In the same Batticaloa district, NP attracted the attention of local divisional authorities, who have invited NP to become part of a government-facilitated workshop to draft a new vocational education work plan at the district level. At the same time, in its efforts to provide sustainable emergency-response procedures for vulnerable communities, NPSL has been working in collaboration with Probation and encouraging them to conduct awareness-raising programmes on child protection issues at the community level.

In Vavuniya, NP provided protective accompaniment to 04 former LTTE cadres from the Remand Prison to rehabilitation centres on request by the local Government Agent (GA) and Child Rights Promoting Officers. In addition, NP staff in Vavuniya attended regular Child Protection (CP) meetings in order to share information about children affected by armed conflict and work with other CP agencies to create a safe and productive environment for children in the local district.

Capacity-building for Individuals and Community-based Organisations to Engage in Unarmed Civilian Peacekeeping at the Community Level:

For those people engaged with NP's Capacity-building programme, the entire focus throughout January was on preparing for the first two-day introductory Unarmed Civilian Peacekeeping (UCP) training. With support from the UNDP, the training will be conducted in February for twenty community leaders from Chenkalady and Kiran districts in Eastern Sri Lanka. 

NPSL field team members from Batticaloa and Valaichchenai visited the intended training participants to explain in more detail about the UCP programme and what it was hoped participants would gain from being involved in the process. Baseline surveys were conducted to get an idea of how community members saw their own security; learn what security issues were present in their villages; and who they thought should be responsible for maintaining security. NP then used the information received from the communities to tailor certain aspects of the training so as to ensure it will be as effective and useful for the participants as possible.

During the carrying out of the baseline surveys, all the participants responded that they welcomed the UCP programme as they had never received training like this before and they felt sure it would be beneficial for them as a way to deal effectively with their own security issues.

Improving the Safety and Security of Local Human Rights Defenders (HRDs):

In the run-up to the Presidential elections, the HRD unit in Colombo received a number of requests from journalists and media organisations for protective presence and accompaniments. A total number of thirty-three HRDs in Colombo were assisted in this way and NPSL also helped two HRDs to formulate and implement their own security plans.
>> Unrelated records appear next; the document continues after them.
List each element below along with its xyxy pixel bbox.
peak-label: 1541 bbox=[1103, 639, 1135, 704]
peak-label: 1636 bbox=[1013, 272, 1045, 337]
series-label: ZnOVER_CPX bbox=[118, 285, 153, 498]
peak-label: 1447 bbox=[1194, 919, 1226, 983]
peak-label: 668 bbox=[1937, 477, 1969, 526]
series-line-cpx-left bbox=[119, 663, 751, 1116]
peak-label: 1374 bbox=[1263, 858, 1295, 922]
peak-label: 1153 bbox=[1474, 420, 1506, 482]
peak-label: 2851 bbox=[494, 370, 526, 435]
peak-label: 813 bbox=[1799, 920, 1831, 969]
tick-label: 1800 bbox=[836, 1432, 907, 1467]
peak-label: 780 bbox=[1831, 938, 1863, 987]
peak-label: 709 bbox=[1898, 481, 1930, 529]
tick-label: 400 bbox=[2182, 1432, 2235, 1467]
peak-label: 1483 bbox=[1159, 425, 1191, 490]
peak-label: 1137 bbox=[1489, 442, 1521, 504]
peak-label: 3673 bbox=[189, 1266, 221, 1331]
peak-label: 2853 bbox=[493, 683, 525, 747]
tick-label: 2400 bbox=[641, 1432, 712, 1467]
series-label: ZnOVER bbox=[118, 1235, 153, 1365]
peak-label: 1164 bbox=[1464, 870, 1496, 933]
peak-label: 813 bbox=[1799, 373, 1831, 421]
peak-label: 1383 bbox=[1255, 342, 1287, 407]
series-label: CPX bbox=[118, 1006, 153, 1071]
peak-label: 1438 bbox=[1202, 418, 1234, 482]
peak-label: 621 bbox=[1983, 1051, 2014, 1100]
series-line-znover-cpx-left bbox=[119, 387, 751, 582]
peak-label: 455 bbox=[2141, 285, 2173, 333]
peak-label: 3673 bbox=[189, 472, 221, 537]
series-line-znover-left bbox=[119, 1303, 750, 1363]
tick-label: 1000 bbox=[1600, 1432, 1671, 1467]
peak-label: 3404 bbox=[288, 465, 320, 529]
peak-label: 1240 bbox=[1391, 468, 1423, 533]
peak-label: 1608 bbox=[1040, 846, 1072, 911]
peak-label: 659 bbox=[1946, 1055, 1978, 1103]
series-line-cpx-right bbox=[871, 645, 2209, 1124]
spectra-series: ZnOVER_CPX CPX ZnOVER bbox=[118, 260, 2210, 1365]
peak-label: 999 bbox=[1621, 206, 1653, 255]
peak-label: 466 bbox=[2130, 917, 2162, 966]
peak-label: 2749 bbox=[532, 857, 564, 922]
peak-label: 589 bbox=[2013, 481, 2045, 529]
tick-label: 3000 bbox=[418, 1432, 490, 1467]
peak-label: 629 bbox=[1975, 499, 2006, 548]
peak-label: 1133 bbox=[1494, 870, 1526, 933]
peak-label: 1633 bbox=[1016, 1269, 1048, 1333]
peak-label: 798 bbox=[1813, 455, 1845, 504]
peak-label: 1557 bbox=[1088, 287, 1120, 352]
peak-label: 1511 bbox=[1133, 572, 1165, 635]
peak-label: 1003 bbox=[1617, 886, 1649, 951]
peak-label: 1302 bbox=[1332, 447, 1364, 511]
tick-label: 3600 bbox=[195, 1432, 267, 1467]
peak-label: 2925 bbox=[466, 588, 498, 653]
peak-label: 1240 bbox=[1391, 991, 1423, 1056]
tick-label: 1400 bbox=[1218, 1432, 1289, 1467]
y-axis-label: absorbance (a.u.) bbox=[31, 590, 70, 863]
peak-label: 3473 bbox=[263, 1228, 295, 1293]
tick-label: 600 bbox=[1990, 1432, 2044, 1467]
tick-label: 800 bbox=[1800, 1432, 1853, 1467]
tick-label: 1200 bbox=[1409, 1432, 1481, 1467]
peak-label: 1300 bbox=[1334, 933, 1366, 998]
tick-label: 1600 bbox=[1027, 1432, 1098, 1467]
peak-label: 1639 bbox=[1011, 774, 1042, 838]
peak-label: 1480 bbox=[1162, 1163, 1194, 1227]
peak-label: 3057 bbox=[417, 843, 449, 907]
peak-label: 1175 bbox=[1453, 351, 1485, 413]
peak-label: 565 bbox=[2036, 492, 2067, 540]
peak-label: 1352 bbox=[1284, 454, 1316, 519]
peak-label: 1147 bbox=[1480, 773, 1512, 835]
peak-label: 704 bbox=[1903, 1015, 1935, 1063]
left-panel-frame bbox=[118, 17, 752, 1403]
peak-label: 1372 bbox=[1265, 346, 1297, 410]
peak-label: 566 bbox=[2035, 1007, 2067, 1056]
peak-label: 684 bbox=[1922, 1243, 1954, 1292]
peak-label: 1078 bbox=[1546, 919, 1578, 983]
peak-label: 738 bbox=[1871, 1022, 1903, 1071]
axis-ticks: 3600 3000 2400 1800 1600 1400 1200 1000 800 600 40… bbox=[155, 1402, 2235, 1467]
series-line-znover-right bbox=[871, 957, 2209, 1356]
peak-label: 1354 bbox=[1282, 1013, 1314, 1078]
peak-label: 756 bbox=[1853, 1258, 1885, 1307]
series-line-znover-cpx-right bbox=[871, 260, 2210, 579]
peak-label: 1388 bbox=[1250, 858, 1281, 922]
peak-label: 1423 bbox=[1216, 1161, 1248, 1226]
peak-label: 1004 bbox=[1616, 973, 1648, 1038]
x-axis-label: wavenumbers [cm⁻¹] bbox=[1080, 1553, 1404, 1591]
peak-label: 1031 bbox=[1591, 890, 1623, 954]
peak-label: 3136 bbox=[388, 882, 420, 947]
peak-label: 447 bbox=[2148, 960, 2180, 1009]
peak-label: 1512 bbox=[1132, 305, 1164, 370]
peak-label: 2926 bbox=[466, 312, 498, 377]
The HRD Project staff organised several security workshops for media organisations in Colombo along with members from the Human Rights Commission (HRC) in order to examine the security situation of HRDs and civilians in Sri Lanka as a means to improve their own security and that of their colleagues and employees.

The HRD unit also established links with four regional and international organisations in order to improve NPSL's protection network. The four organisations are: Frontline, Reporters Without Borders, Forum Asia and Swiss Radio, based in Delhi.
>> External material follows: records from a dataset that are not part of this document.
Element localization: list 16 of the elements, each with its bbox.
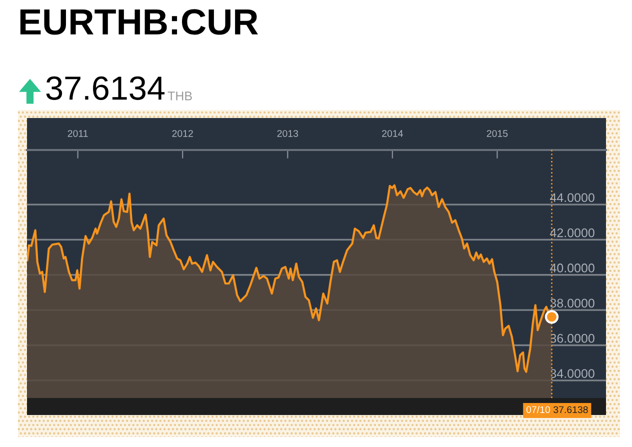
x-tick-label: 2012 — [172, 130, 193, 137]
y-tick-label: 36.0000 — [550, 334, 594, 343]
text: 37.6138 — [554, 406, 588, 414]
y-tick-label: 34.0000 — [550, 369, 594, 378]
text: THB — [168, 92, 192, 100]
x-tick-label: 2014 — [382, 130, 403, 137]
y-tick-label: 42.0000 — [550, 228, 594, 238]
chart-subtitle: 37.6134 — [46, 76, 165, 100]
x-tick-label: 2013 — [277, 130, 298, 137]
x-tick-label: 2015 — [486, 130, 508, 137]
y-tick-label: 38.0000 — [550, 298, 594, 308]
y-tick-label: 40.0000 — [550, 264, 594, 272]
legend-label: 07/10 — [526, 406, 550, 414]
x-tick-label: 2011 — [68, 130, 88, 137]
y-tick-label: 44.0000 — [550, 193, 594, 202]
chart-title: EURTHB:CUR — [20, 9, 258, 35]
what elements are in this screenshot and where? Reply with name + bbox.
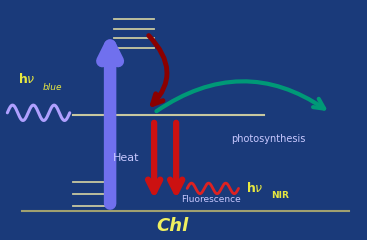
Text: Heat: Heat <box>113 153 140 163</box>
Text: photosynthesis: photosynthesis <box>231 134 305 144</box>
FancyArrowPatch shape <box>149 36 167 104</box>
Text: Fluorescence: Fluorescence <box>181 195 241 204</box>
FancyArrowPatch shape <box>156 81 324 111</box>
Text: blue: blue <box>42 83 62 92</box>
Text: NIR: NIR <box>272 191 290 200</box>
Text: h$\nu$: h$\nu$ <box>246 181 264 195</box>
Text: h$\nu$: h$\nu$ <box>18 72 36 86</box>
Text: Chl: Chl <box>156 217 189 235</box>
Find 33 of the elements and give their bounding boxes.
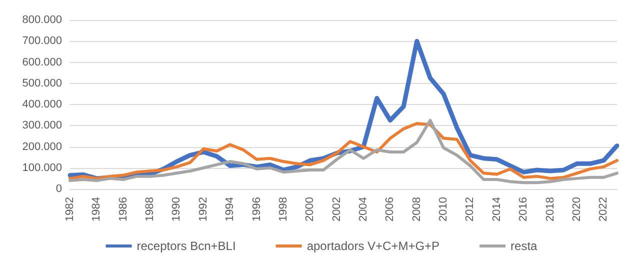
y-tick-label: 500.000 [22,77,62,90]
y-tick-label: 600.000 [22,56,62,68]
x-tick-label: 2008 [410,197,423,222]
x-tick-label: 2006 [384,197,396,222]
y-tick-label: 700.000 [22,35,62,48]
legend-label: receptors Bcn+BLI [136,239,236,253]
x-tick-label: 2012 [464,197,476,222]
x-tick-label: 1992 [197,197,210,222]
legend-label: aportadors V+C+M+G+P [306,239,440,253]
x-tick-label: 2014 [490,197,503,222]
x-tick-label: 1982 [64,197,76,222]
x-tick-label: 2002 [330,197,343,222]
x-tick-label: 2018 [544,197,556,222]
x-tick-label: 2022 [598,197,610,222]
y-tick-label: 800.000 [22,14,62,26]
x-tick-label: 1988 [144,197,156,222]
x-tick-label: 1994 [224,197,236,222]
x-tick-label: 2000 [304,197,316,222]
x-tick-label: 1998 [277,197,290,222]
legend-label: resta [510,239,538,253]
x-tick-label: 1996 [250,197,263,222]
x-tick-label: 2004 [358,197,370,222]
y-tick-label: 100.000 [22,162,62,174]
x-tick-label: 1984 [90,197,103,222]
y-tick-label: 0 [56,183,62,195]
x-tick-label: 2016 [518,197,530,222]
y-tick-label: 300.000 [22,120,62,132]
x-tick-label: 2020 [570,197,583,222]
y-tick-label: 200.000 [22,140,62,153]
y-tick-label: 400.000 [22,98,62,110]
x-tick-label: 1986 [117,197,130,222]
x-tick-label: 1990 [170,197,183,222]
x-tick-label: 2010 [438,197,450,222]
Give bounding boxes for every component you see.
Future plans include supporting HRDs to travel to remote areas of the country where former IDPs are resettled in order for them to safely carry out their activities to raise awareness of human rights. Another NPSL-facilitated forum will be organised in Colombo, following on from the successful forum held in December 2009. Monthly meetings will be held in Colombo to bring together HRDs from the North and East as well as the capital in order to share information and build security networks among them. And the Colombo-based staff plan to build and strengthen good working relationships with Members of Parliament (MPs), police and military personnel, and other government officials to improve NPSL's core network at all levels of Sri Lankan society.